A note about phantom loads.  Every system has consumption even if nothing is “on”. This is called the phantom load.  It comes from various things like “instant on” TV’s, charging bricks, inverters left in standby, microwave displays, and just electrical “leakage”. You need to determine the phantom load on your system using the amp hour meter – the phantom load adds up fast over a one or two day period.

 

To measure amp hours, the battery monitor uses a shunt installed in the negative line, and a remote display attached via a telephone cable, or Ethernet cable (typically). All loads have to be attached upstream of the shunt (e.g. don’t terminate your negative busbar or distribution hub on the battery side of the shunt). Use a 500 amp shunt to get measures of hundredths of an amp. Most monitors come with an appropriate shunt, but be sure to include that in your pricing if they are extra.

 

Battery monitors also provide you with battery voltage, which is really only useful to observe charge stage, or to determine if the battery is really totally full or discharged. Voltage is not an accurate measure of battery state of charge in between full and empty.  The reason is that voltage is only useful if the battery is at rest for 24 hrs (i.e. no load for 24 hrs.)  - not a practical option in a system being used.

 

There is a lot more to battery monitoring than I have described here.

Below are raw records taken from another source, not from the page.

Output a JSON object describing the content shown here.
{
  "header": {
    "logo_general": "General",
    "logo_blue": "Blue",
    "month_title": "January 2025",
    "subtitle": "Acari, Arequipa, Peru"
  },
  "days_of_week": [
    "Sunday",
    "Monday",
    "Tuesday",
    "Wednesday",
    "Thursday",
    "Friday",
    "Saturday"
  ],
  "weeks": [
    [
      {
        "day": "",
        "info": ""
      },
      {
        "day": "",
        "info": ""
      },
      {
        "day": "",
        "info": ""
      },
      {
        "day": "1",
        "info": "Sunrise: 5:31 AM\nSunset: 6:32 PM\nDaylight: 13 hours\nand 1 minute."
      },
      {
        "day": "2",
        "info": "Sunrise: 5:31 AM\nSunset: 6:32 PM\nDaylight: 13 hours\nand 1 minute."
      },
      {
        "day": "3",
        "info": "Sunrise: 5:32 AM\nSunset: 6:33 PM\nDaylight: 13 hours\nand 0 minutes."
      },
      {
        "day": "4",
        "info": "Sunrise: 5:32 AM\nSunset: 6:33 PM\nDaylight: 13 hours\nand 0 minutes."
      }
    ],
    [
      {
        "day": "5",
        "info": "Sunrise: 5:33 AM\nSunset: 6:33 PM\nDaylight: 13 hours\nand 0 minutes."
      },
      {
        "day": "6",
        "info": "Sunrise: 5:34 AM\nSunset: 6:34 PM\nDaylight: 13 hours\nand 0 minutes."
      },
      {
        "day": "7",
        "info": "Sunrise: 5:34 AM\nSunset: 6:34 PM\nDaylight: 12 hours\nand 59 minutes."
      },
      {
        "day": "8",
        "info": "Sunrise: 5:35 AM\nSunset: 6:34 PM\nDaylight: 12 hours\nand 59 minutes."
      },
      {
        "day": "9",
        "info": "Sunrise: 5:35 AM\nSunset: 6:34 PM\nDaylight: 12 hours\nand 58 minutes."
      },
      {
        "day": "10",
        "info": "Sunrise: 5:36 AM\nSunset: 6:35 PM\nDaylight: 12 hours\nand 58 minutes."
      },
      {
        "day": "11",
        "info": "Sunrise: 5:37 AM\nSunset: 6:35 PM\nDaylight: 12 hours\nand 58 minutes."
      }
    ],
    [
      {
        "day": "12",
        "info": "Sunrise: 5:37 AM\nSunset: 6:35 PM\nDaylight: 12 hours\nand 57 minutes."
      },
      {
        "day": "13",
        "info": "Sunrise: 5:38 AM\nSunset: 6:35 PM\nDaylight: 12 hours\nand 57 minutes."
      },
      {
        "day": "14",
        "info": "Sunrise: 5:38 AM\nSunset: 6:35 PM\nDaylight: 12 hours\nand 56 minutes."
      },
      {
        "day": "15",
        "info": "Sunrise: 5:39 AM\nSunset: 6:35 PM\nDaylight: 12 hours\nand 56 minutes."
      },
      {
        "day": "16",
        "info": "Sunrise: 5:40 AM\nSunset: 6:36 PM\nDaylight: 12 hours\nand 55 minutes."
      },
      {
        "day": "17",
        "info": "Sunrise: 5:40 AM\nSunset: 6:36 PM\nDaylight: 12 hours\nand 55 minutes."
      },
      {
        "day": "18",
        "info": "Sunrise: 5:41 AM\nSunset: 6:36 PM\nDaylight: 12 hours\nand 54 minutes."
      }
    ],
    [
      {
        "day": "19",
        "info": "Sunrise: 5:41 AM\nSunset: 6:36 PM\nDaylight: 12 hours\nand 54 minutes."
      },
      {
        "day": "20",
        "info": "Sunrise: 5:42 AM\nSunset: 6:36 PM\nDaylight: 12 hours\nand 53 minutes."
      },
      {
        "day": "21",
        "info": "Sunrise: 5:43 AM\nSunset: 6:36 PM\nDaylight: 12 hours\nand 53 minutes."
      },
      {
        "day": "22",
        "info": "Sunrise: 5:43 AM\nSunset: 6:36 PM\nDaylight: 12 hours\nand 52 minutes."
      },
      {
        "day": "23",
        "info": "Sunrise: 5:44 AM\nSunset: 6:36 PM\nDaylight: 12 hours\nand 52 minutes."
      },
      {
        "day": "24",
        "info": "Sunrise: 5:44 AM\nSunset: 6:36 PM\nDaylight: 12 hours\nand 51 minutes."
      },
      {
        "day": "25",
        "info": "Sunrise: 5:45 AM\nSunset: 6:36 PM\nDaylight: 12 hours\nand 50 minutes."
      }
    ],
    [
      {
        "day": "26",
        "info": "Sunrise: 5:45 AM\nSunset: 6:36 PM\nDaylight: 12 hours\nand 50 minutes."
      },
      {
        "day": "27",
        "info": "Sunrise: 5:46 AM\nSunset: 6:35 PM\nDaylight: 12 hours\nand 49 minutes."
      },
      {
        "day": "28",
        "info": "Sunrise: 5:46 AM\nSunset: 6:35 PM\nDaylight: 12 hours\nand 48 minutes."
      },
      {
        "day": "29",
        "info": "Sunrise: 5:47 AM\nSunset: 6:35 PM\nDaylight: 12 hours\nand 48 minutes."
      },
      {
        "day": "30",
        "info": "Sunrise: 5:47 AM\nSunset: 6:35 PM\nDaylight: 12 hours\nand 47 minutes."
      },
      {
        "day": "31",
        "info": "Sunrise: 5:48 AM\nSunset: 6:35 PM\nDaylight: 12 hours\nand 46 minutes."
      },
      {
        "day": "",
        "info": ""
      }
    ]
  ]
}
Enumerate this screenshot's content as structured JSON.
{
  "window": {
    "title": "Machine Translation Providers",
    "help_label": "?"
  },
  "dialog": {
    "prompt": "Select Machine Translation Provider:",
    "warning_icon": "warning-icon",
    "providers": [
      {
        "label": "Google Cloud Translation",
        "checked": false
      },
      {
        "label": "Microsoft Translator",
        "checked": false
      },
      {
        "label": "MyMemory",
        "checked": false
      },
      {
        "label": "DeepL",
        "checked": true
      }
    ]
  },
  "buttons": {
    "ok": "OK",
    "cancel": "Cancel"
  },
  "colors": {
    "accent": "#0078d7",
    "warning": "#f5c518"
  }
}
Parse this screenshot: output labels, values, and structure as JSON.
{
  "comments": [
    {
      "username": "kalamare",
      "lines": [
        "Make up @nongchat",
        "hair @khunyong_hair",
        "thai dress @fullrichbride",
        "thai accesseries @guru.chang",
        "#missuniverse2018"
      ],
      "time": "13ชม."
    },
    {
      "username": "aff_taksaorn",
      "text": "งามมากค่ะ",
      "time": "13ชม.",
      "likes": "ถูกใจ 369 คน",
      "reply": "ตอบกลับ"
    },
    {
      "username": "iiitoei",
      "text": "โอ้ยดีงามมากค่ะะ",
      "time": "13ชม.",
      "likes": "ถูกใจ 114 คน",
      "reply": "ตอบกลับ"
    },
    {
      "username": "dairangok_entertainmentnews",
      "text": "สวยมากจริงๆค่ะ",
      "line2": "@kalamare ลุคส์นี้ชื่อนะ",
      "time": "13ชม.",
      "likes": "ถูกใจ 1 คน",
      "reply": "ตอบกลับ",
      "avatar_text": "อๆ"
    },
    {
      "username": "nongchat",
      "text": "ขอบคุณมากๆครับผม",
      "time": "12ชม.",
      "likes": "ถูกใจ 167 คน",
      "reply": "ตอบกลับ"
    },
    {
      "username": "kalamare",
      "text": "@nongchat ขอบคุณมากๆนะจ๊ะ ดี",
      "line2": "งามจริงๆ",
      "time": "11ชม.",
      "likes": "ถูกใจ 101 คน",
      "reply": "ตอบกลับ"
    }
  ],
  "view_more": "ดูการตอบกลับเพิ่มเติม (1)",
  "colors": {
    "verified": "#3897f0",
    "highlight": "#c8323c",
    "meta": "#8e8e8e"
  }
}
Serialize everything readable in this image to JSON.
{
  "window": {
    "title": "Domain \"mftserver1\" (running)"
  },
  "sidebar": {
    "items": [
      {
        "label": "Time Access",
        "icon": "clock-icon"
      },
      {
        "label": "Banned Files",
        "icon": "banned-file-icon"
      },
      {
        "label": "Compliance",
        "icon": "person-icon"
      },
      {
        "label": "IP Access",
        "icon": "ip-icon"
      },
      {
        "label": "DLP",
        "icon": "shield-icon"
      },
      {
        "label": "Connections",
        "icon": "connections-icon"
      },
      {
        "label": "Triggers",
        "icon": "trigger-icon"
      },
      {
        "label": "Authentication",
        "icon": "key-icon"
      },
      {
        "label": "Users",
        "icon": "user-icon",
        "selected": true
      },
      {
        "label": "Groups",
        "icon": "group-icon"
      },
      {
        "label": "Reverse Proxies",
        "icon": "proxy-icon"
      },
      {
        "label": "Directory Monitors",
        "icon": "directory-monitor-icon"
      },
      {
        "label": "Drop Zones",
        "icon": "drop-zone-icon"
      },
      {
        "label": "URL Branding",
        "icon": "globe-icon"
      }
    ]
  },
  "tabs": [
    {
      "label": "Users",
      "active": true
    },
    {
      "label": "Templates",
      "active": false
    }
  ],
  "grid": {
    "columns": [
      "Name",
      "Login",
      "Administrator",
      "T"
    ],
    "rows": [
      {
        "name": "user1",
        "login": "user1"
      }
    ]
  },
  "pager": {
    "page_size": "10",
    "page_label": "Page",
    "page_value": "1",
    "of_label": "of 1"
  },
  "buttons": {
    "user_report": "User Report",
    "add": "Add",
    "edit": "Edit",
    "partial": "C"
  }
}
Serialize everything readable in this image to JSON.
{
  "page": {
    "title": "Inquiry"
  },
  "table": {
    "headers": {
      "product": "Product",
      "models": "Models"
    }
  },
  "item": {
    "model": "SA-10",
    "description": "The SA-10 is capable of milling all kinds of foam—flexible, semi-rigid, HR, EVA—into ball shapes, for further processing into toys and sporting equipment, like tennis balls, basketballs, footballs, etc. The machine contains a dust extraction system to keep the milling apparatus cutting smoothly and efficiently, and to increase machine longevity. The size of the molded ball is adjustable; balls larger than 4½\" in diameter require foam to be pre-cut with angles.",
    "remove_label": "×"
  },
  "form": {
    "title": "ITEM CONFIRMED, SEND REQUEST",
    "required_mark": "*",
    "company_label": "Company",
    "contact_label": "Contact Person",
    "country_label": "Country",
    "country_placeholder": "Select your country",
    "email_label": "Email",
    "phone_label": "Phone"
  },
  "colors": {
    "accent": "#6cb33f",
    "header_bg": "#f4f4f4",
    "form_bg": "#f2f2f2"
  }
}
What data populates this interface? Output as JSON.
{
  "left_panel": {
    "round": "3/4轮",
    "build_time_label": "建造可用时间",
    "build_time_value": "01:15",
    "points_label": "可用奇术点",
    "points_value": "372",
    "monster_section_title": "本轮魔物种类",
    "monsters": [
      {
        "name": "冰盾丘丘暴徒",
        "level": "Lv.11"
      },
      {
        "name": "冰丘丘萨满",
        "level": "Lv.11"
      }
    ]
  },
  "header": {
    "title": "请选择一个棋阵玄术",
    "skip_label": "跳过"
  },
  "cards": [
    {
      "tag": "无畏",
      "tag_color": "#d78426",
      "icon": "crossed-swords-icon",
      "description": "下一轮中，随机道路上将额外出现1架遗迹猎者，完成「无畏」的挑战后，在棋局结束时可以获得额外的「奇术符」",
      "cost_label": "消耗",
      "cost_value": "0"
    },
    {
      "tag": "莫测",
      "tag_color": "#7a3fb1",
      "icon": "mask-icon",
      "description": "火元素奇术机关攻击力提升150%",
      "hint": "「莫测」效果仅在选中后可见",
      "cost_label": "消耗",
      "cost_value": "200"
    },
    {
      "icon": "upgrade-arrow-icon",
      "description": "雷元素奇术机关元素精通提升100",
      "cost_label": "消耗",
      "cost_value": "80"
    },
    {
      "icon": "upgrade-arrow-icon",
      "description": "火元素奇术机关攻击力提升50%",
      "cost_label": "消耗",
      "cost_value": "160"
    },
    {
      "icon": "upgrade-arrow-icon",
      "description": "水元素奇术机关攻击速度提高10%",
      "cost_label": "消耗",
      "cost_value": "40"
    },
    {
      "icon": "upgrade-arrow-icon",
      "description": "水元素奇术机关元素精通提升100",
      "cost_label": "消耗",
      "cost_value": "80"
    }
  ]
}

Over time you will come to “know” your batteries, and how your system operates normally. This will allow you to quickly pick up anomalies, like marginal battery cells, before things become critical. Most of the battery monitors come with pretty good tutorials. It can be pretty overwhelming to try to learn everything at once.  I would learn a little at a time, watch your batteries, and you will be surprised how soon you will understand them. 

 

There are various monitors on the market. Some of the more advanced inverter/chargers have integrated monitors that are well worth the money. The Link 1000 monitor (in combination with the Heart inverters) is one example. These contain the remote switches for battery charging, and for turning the inverter on. For the inverters we have discussed here, you will have to get a separate monitor and remote panel. You can look at the monitors available, and do your own research, but I highly recommend the TriMetric TM-2020 by Bogart Engineering if you need a separate monitor (separate from the inverter control functions). You should be able to get the monitor with shunt for under $200.

 

 

You can see that adding the separate house bank adds complexity and cost.  Be sure you need it. Remember, you can always add it later. Expect to spend at least $600 over a system without a separate house bank. Plus whatever it costs you to build or buy the battery box.